Hawaii inmates complain about safety in Arizona prison

Hawaii inmates complain about safety in Arizona prison
State Senator Will Espero
State Senator Will Espero
Peter Carlisle, Honolulu Prosecuting Attorney
Peter Carlisle, Honolulu Prosecuting Attorney
Myles Breiner, Attorney
Myles Breiner, Attorney

By Tim Sakahara - bio | email

Two Hawaii inmates were murdered in the last four months at a prison in Arizona and tonight we're hearing more complaints about safety.

Miti Maugaotega and Micah Kanahele were indicted on first degree murder charges. They're accused of stabbing fellow Hawaii inmate Bronson Nunuha several times in February.  Investigators believe it was a gang murder.  Nunuha was set to be released in October.

Both suspects were already serving lengthy prison terms. Kanahele was serving 25 years for shooting and killing a man in an Aiea carport, then killing another man in the parking lot of the Longs Drugs in Pearl City.

Maugaotega was described as a "walking crime wave" by a judge.  He is serving a life sentence with the possibility of parole for shooting a man in the chest during a home invasion in Punchbowl.  Maugaotega was 17 at the time and had a lengthy criminal record.

Arizona prosecutors should decide in the next few days if they will pursue the death penalty option, even though Hawaii does not have capital punishment.

Earlier this month a second Hawaii inmate was killed.  Mahinauli Silva is accused of strangling his cell mate Clifford Medina.

Among the complaints from inmates is that there aren't enough guards and they are denied "comfort moves," meaning if cell mates have problems with each other they are not moved until there's an assault or worse.

Just today State Senator Will Espero received a letter from an inmate at Saguaro Correctional Facility in Arizona complaining about housing conditions and their safety.

"If you get this letter I guess it's an I told you so," Espero read from the letter. "Help before it gets worse and more people die or get hurt.  There's a lot to this death that you don't know and may never know."

He's got a drawer full of these types of letters.

"Inmates are human beings too and have needs and must be dealt with properly or else if you treat them like animals they'll act like animals," said Espero.

It's not just letters.  We spoke with an inmate by phone who wanted to remain anonymous for his safety.

"This facility (Saguaro) is greatly understaffed pursuant to the contract," he said.
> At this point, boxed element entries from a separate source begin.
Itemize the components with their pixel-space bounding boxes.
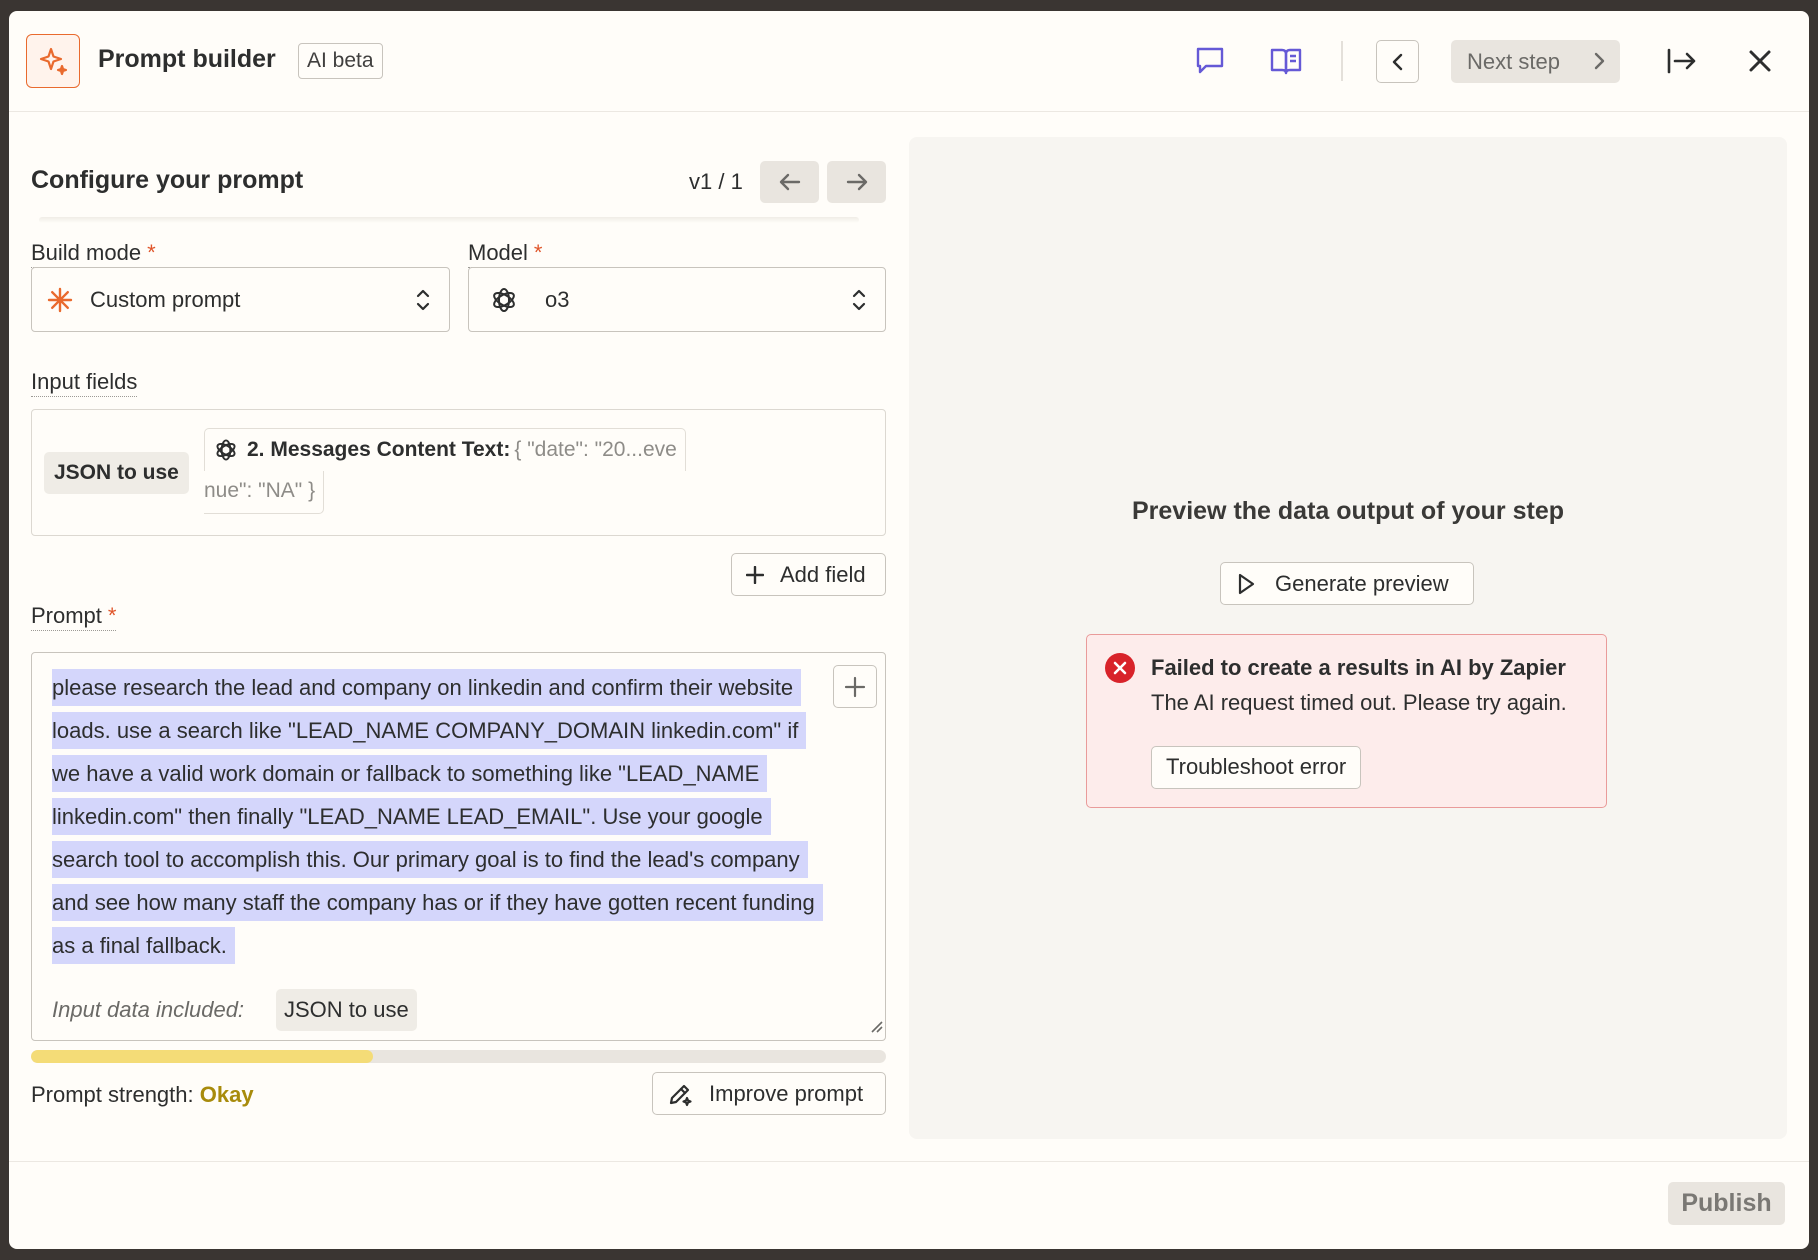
header-divider [1341, 41, 1343, 81]
ai-sparkle-logo-icon [26, 34, 80, 88]
model-value: o3 [545, 286, 570, 312]
prompt-strength: Prompt strength: Okay [31, 1082, 254, 1108]
error-x-icon [1105, 653, 1135, 683]
error-title: Failed to create a results in AI by Zapi… [1151, 655, 1566, 680]
preview-panel: Preview the data output of your step Gen… [909, 137, 1787, 1139]
section-shadow [39, 217, 859, 223]
next-version-button[interactable] [827, 161, 886, 203]
close-icon[interactable] [1740, 41, 1780, 81]
chevron-up-down-icon [851, 286, 867, 319]
previous-version-button[interactable] [760, 161, 819, 203]
model-label: Model * [468, 240, 543, 268]
header: Prompt builder AI beta Next step [9, 11, 1809, 112]
input-data-included-label: Input data included: [52, 997, 245, 1022]
error-message: The AI request timed out. Please try aga… [1151, 690, 1567, 715]
prompt-textarea[interactable]: please research the lead and company on … [31, 652, 886, 1041]
improve-prompt-label: Improve prompt [709, 1080, 864, 1106]
book-icon[interactable] [1266, 41, 1306, 81]
prompt-strength-fill [31, 1050, 373, 1063]
prompt-text[interactable]: please research the lead and company on … [52, 666, 823, 967]
footer: Publish [9, 1161, 1809, 1249]
prompt-label-text: Prompt [31, 603, 102, 628]
chevron-up-down-icon [415, 286, 431, 319]
model-label-text: Model [468, 240, 528, 265]
version-indicator: v1 / 1 [689, 169, 743, 194]
next-step-label: Next step [1467, 48, 1560, 74]
plus-icon [746, 565, 764, 584]
prompt-selected-text: please research the lead and company on … [52, 669, 823, 964]
page-title: Prompt builder [98, 45, 276, 73]
build-mode-label: Build mode * [31, 240, 156, 268]
input-field-name[interactable]: JSON to use [44, 452, 189, 494]
preview-title: Preview the data output of your step [1132, 497, 1564, 525]
chevron-left-icon [1392, 53, 1402, 70]
token-preview-line1: { "date": "20...eve [514, 438, 677, 461]
required-asterisk: * [147, 240, 156, 265]
asterisk-sparkle-icon [46, 286, 74, 314]
publish-button[interactable]: Publish [1668, 1182, 1785, 1225]
prompt-strength-bar [31, 1050, 886, 1063]
next-step-button[interactable]: Next step [1451, 40, 1620, 83]
build-mode-select[interactable]: Custom prompt [31, 267, 450, 332]
resize-grip-icon[interactable] [867, 1017, 883, 1038]
chevron-right-icon [1592, 51, 1606, 77]
prompt-label: Prompt * [31, 603, 117, 631]
token-preview-line2: nue": "NA" } [204, 471, 325, 514]
input-data-included-pill[interactable]: JSON to use [276, 989, 417, 1031]
openai-logo-icon [489, 285, 519, 315]
prompt-builder-modal: Prompt builder AI beta Next step Configu… [9, 11, 1809, 1249]
build-mode-value: Custom prompt [90, 286, 241, 312]
input-fields-label: Input fields [31, 369, 138, 397]
plus-icon [844, 676, 866, 697]
generate-preview-button[interactable]: Generate preview [1220, 562, 1474, 605]
required-asterisk: * [533, 240, 543, 265]
build-mode-label-text: Build mode [31, 240, 142, 265]
required-asterisk: * [107, 603, 117, 628]
input-fields-box: JSON to use 2. Messages Content Text: { … [31, 409, 886, 536]
insert-data-button[interactable] [833, 665, 877, 708]
beta-badge: AI beta [298, 43, 383, 79]
arrow-right-icon [846, 173, 867, 191]
collapse-panel-icon[interactable] [1662, 41, 1702, 81]
arrow-left-icon [779, 173, 800, 191]
generate-preview-label: Generate preview [1275, 570, 1449, 596]
chat-icon[interactable] [1190, 41, 1230, 81]
prompt-strength-label: Prompt strength: [31, 1082, 194, 1107]
troubleshoot-error-button[interactable]: Troubleshoot error [1151, 746, 1362, 789]
mapped-token[interactable]: 2. Messages Content Text: { "date": "20.… [204, 428, 686, 471]
token-title: 2. Messages Content Text: [247, 438, 511, 461]
openai-logo-icon [213, 437, 239, 463]
error-alert: Failed to create a results in AI by Zapi… [1086, 634, 1607, 808]
add-field-label: Add field [780, 561, 866, 587]
model-select[interactable]: o3 [468, 267, 886, 332]
section-title: Configure your prompt [31, 166, 304, 194]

He also said he's worried about his safety, not necessarily from other inmates but from the prison staff.

Nearly 1,900 Hawaii inmates are incarcerated at Saguaro Prison in Arizona.  The state says it pays Corrections Corporation of American $60 million a year to lock them up.  That's about $43 million a year cheaper than keeping them here in Hawaii.

But some feel the savings isn't worth the cost.  Meaning with a private company making money the public gets no accountability.

"I think the system was broken in the first place. The problem is we contract with a facility or a company that has no incentive to provide rehabilitative services. It's a for profit operation," said Myles Breiner, Attorney.  "No one is saying let's coddle these people but you have to balance out. The reality is every single individual, the vast majority are going to return to Hawaii so we have every reason in the world to treat these people in a way where they can come back into the community and not be a risk and we're not doing that. We're closing our eyes. I want accountability."

"You know if they really want to complain about it don't do the crime," said Peter Carlisle, Honolulu Prosecuting Attorney.

Carlisle says it's prison. It's not supposed to be a cake walk and sending them to Arizona is the best option otherwise they'd kill each other in Hawaii.

"We've had deaths in all of our prison systems here in the State of Hawaii.  We've had people killed in prison regularly, we've had people commit suicide, when you're dealing with an unstable and dangerous population like this it's not unusual for them to do the most horrendous, horrific and violent acts," said Carlisle.

Today Hawaii Department of Public Safety Director Clayton Frank said he's heard the complaints, but says the prison's process is appropriate and he has not seen anything that would raise a red flag.

He also says Saguaro is accredited by the American Correctional Association, which is difficult to get.  None of Hawaii's prisons accredited.